Summary
- Why I Built This CLI
- Install in One Minute
- The Core Idea: Command Keys for Long Commands
- Quick Start and Real Examples
- Applying It in Daily Workflow
- Conclusion
Why I Built This CLI
This project started with a very boring problem.
Almost every day, I had to run the same long commands: clean Docker builder cache, kill a process stuck on a port, grab logs from a specific namespace. None of these commands are hard, but they are long enough to break your flow.
At first, I relied on shell history. Then aliases. Then random notes. It worked... until it did not. I kept forgetting exact flags, retyping commands, and losing minutes on tiny context switches.
One day, after rewriting a big command for the third time in the same session, I thought: why am I still doing this manually?
That is when I built command-catalog-cli (cs). The idea was simple: give every bloated command a short key, then execute that key whenever I need it.
In practice, it feels like creating a personal dictionary for terminal workflows.
Instead of this every time:
kill -9 $(sudo lsof -t -i:$port)
I do this once:
cs create 'kp $port' 'kill -9 $(sudo lsof -t -i:$port)'
Later, I just run:
cs kp 3050
That small change removed a lot of friction from my day: fewer mistakes, less typing, and more focus on the real task.
Install in One Minute
If you want to use cs globally on your Linux machine:
make build
make install
This installs the binary to ~/.local/bin/cs.
Then make sure ~/.local/bin is in your PATH:
export PATH="$HOME/.local/bin:$PATH"
After that, you can call it directly:
cs list
The Core Idea: Command Keys for Long Commands
Under the hood, the CLI stores command templates in a local catalog file. Each entry has:
- a key (short name you call)
- a value (the real shell command executed behind the scenes)
- an optional dangerous flag for confirmation before risky execution
At a high level:
- You register the command once.
- You execute by key many times.
- You keep your workflow consistent and predictable.
It is especially useful when commands are:
- long
- repetitive
- easy to mistype
- used across multiple projects
Quick Start and Real Examples
Build and run:
make build
./cs list
Create commands:
./cs create 'docker cc' 'docker builder prune -a'
./cs create 'kp $port' 'sudo kill -9 $(sudo lsof -t -i:$port)'
./cs create 'logs $ns $lines' 'kubectl logs deployment/api -n $ns --tail=$lines'
List saved commands:
./cs list
Execute by key:
./cs docker cc
./cs kp 3040
./cs logs prod 200
Delete by id:
./cs delete <id>
Check which catalog file is in use:
./cs path
Applying It in Daily Workflow
In practice, the value of this tool appears in daily repetition.
1) Personal productivity
You stop wasting mental energy remembering command syntax and focus on the task itself.

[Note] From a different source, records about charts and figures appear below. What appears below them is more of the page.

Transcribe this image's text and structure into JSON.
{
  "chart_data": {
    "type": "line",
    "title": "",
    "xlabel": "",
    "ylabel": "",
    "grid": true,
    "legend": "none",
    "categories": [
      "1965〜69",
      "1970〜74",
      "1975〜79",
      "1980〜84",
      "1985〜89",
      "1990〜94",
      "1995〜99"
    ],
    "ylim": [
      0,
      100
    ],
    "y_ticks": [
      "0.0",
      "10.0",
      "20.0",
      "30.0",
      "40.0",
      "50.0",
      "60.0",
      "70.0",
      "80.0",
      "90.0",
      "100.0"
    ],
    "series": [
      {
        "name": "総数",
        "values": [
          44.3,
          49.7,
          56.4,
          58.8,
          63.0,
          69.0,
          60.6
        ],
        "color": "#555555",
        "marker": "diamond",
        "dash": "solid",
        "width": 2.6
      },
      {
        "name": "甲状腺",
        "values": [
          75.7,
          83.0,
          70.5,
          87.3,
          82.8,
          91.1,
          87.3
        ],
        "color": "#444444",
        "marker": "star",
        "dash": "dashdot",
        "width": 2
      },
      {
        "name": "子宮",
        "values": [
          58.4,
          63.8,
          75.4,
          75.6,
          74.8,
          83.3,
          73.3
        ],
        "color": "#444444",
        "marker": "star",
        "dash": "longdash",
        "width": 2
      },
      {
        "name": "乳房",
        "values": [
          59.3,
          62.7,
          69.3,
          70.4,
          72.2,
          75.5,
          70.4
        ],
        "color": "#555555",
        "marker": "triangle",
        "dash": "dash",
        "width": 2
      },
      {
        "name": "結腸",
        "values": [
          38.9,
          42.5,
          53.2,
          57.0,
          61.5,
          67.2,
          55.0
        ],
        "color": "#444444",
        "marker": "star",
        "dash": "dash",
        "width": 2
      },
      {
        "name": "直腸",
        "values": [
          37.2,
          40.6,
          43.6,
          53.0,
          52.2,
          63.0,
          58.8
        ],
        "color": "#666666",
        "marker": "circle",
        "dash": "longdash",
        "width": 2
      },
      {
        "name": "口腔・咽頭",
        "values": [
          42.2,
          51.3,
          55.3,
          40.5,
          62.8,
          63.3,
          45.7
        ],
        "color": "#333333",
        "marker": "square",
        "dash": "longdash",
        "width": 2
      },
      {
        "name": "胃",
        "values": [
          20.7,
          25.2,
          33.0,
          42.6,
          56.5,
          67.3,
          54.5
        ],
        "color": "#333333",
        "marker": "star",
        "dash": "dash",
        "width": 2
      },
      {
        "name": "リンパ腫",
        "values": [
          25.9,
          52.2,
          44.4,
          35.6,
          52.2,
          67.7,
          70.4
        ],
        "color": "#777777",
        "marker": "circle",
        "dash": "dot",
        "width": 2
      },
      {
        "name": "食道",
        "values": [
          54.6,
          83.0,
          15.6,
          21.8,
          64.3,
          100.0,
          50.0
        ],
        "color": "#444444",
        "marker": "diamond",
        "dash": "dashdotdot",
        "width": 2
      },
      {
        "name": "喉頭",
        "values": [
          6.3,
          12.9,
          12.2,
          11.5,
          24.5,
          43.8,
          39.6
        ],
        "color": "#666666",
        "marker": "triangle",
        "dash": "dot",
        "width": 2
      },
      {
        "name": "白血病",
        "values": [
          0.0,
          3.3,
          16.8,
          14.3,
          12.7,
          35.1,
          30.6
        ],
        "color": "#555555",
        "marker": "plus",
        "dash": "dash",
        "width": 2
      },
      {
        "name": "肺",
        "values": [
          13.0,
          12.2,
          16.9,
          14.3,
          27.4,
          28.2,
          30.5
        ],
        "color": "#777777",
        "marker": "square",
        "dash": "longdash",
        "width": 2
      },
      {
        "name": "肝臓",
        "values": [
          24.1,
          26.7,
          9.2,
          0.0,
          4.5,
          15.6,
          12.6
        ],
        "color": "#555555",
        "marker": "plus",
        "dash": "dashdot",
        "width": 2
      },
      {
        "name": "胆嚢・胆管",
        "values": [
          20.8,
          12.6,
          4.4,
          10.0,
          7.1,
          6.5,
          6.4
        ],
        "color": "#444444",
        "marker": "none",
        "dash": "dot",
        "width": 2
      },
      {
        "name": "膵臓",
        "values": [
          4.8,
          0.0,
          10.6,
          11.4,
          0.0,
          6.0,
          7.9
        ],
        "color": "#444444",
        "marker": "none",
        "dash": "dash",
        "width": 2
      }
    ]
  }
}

2) Project-specific catalogs
You can point to a custom catalog with CS_CATALOG_PATH:
export CS_CATALOG_PATH="$HOME/my-project/.cs/catalog.json"
./cs list
This is useful when each repository has its own operational commands.
3) Safer execution for risky commands
For commands that can be destructive, enable confirmation:
./cs create 'wipe docker' 'docker system prune -a --volumes' dangerous=yes
Now execution asks for confirmation ([y/N]) before running.
In short, If your goal is quick access to long terminal commands with minimal friction, a command catalog is a strong middle ground.
- Faster execution of repetitive commands
- Less context switching and less syntax memory load
- Reduced copy/paste errors
- Supports parameterized templates (for ports, namespaces, lines, etc.)
- Local catalog keeps your command set portable and organized
Conclusion
I built this CLI to remove terminal friction from my daily workflow, and it has done exactly that.
When you map long commands to short, meaningful keys, you move faster, make fewer mistakes, and keep your command line habits clean.
If you constantly type the same long Linux commands, this approach is worth adopting today.